I began to shake uncontrollably in mom's warm arms as more tears ran down my face. Mom only gripped me tighter, which I was grateful for. I'd never get to see my dad again. I buried my face where her neck and shoulders connected as seizure after seizure of pain struck me. I cried until mom's nightgown was soaked through, and some more as the relentless pain of dad's death went through my body; from the hair on my head to the very edges of my ragged toenails, not missing a beat, no matter how much I wanted it to.

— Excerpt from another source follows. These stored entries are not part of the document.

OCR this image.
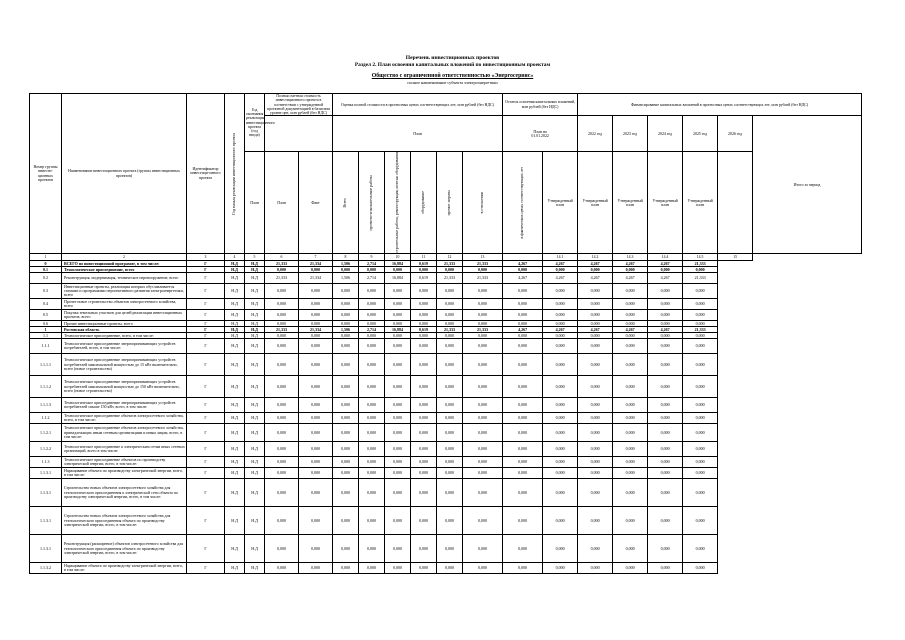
Перечень инвестиционных проектов
Раздел 2. План освоения капитальных вложений по инвестиционным проектам
Общество с ограниченной ответственностью «Энергосервис»
полное наименование субъекта электроэнергетики
Номер группы инвести-ционных проектов	Наименование инвестиционного проекта (группы инвестиционных проектов)	Идентификатор инвестици-онного проекта	Год начала реализации инвестиционного проекта	Год окончания реализации инвестиционного проекта (год ввода)	Полная сметная стоимость инвестиционного проекта в соответствии с утвержденной проектной документацией в базисном уровне цен, млн рублей (без НДС)		Оценка полной стоимости в прогнозных ценах соответствующих лет, млн рублей (без НДС)						Остаток освоения капитальных вложений, млн рублей (без НДС)		Финансирование капитальных вложений в прогнозных ценах соответствующих лет, млн рублей (без НДС)					
							План						План на
01.01.2022		2022 год	2023 год	2024 год	2025 год	2026 год	Итого за период
				План	План	Факт	Всего	проектно-изыскательские работы	строительные работы, реконструкция, монтаж оборудования	оборудование	прочие затраты	в отношении	в фактических ценах соответствующих лет	Утвержденный план	Утвержденный план	Утвержденный план	Утвержденный план	Утвержденный план		
1	2	3	4	5	6	7	8	9	10	11	12	13		14.1	14.2	14.3	14.4	14.5	15	
0	ВСЕГО по инвестиционной программе, в том числе:	Г	Н.Д	Н.Д	21,333	21,334	1,506	2,714	16,884	0,619	21,333	21,333	4,267	4,267	4,267	4,267	4,267	21,333		
0.1	Технологическое присоединение, всего	Г	Н.Д	Н.Д	0,000	0,000	0,000	0,000	0,000	0,000	0,000	0,000	0,000	0,000	0,000	0,000	0,000	0,000		
0.2	Реконструкция, модернизация, техническое перевооружение, всего	Г	Н.Д	Н.Д	21,333	21,334	1,506	2,714	16,884	0,619	21,333	21,333	4,267	4,267	4,267	4,267	4,267	21,333		
0.3	Инвестиционные проекты, реализация которых обуславливается схемами и программами перспективного развития электроэнергетики, всего	Г	Н.Д	Н.Д	0,000	0,000	0,000	0,000	0,000	0,000	0,000	0,000	0,000	0,000	0,000	0,000	0,000	0,000		
0.4	Прочее новое строительство объектов электросетевого хозяйства, всего	Г	Н.Д	Н.Д	0,000	0,000	0,000	0,000	0,000	0,000	0,000	0,000	0,000	0,000	0,000	0,000	0,000	0,000		
0.5	Покупка земельных участков для целей реализации инвестиционных проектов, всего	Г	Н.Д	Н.Д	0,000	0,000	0,000	0,000	0,000	0,000	0,000	0,000	0,000	0,000	0,000	0,000	0,000	0,000		
0.6	Прочие инвестиционные проекты, всего	Г	Н.Д	Н.Д	0,000	0,000	0,000	0,000	0,000	0,000	0,000	0,000	0,000	0,000	0,000	0,000	0,000	0,000		
1	Ростовская область	Г	Н.Д	Н.Д	21,333	21,334	1,506	2,714	16,884	0,619	21,333	21,333	4,267	4,267	4,267	4,267	4,267	21,333		
1.1	Технологическое присоединение, всего, в том числе:	Г	Н.Д	Н.Д	0,000	0,000	0,000	0,000	0,000	0,000	0,000	0,000	0,000	0,000	0,000	0,000	0,000	0,000		
1.1.1	Технологическое присоединение энергопринимающих устройств потребителей, всего, в том числе:	Г	Н.Д	Н.Д	0,000	0,000	0,000	0,000	0,000	0,000	0,000	0,000	0,000	0,000	0,000	0,000	0,000	0,000		
1.1.1.1	Технологическое присоединение энергопринимающих устройств потребителей максимальной мощностью до 15 кВт включительно, всего (новое строительство)	Г	Н.Д	Н.Д	0,000	0,000	0,000	0,000	0,000	0,000	0,000	0,000	0,000	0,000	0,000	0,000	0,000	0,000		
1.1.1.2	Технологическое присоединение энергопринимающих устройств потребителей максимальной мощностью до 150 кВт включительно, всего (новое строительство)	Г	Н.Д	Н.Д	0,000	0,000	0,000	0,000	0,000	0,000	0,000	0,000	0,000	0,000	0,000	0,000	0,000	0,000		
1.1.1.3	Технологическое присоединение энергопринимающих устройств потребителей свыше 150 кВт, всего, в том числе:	Г	Н.Д	Н.Д	0,000	0,000	0,000	0,000	0,000	0,000	0,000	0,000	0,000	0,000	0,000	0,000	0,000	0,000		
1.1.2	Технологическое присоединение объектов электросетевого хозяйства, всего, в том числе:	Г	Н.Д	Н.Д	0,000	0,000	0,000	0,000	0,000	0,000	0,000	0,000	0,000	0,000	0,000	0,000	0,000	0,000		
1.1.2.1	Технологическое присоединение объектов электросетевого хозяйства, принадлежащих иным сетевым организациям и иным лицам, всего, в том числе:	Г	Н.Д	Н.Д	0,000	0,000	0,000	0,000	0,000	0,000	0,000	0,000	0,000	0,000	0,000	0,000	0,000	0,000		
1.1.2.2	Технологическое присоединение к электрическим сетям иных сетевых организаций, всего в том числе:	Г	Н.Д	Н.Д	0,000	0,000	0,000	0,000	0,000	0,000	0,000	0,000	0,000	0,000	0,000	0,000	0,000	0,000		
1.1.3	Технологическое присоединение объектов по производству электрической энергии, всего, в том числе:	Г	Н.Д	Н.Д	0,000	0,000	0,000	0,000	0,000	0,000	0,000	0,000	0,000	0,000	0,000	0,000	0,000	0,000		
1.1.3.1	Наращивание объекта по производству электрической энергии, всего, в том числе:	Г	Н.Д	Н.Д	0,000	0,000	0,000	0,000	0,000	0,000	0,000	0,000	0,000	0,000	0,000	0,000	0,000	0,000		
1.1.3.1	Строительство новых объектов электросетевого хозяйства для технологического присоединения к электрической сети объекта по производству электрической энергии, всего, в том числе:	Г	Н.Д	Н.Д	0,000	0,000	0,000	0,000	0,000	0,000	0,000	0,000	0,000	0,000	0,000	0,000	0,000	0,000		
1.1.3.1	Строительство новых объектов электросетевого хозяйства для технологического присоединения объекта по производству электрической энергии, всего, в том числе:	Г	Н.Д	Н.Д	0,000	0,000	0,000	0,000	0,000	0,000	0,000	0,000	0,000	0,000	0,000	0,000	0,000	0,000		
1.1.3.1	Реконструкция (расширение) объектов электросетевого хозяйства для технологического присоединения объекта по производству электрической энергии, всего, в том числе:	Г	Н.Д	Н.Д	0,000	0,000	0,000	0,000	0,000	0,000	0,000	0,000	0,000	0,000	0,000	0,000	0,000	0,000		
1.1.3.2	Наращивание объекта по производству электрической энергии, всего, в том числе:	Г	Н.Д	Н.Д	0,000	0,000	0,000	0,000	0,000	0,000	0,000	0,000	0,000	0,000	0,000	0,000	0,000	0,000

Mom and I stayed like this for countless hours as I tried to accept the fact dad was dead, and I'd never get to see him walk through our front door again, no matter how long I waited.
--
"That impossible anger strangling the grief, until the memory of your loved one is just... poison in your veins. And one day, you catch yourself wishing the person you loved had never existed, so you'd be spared your pain."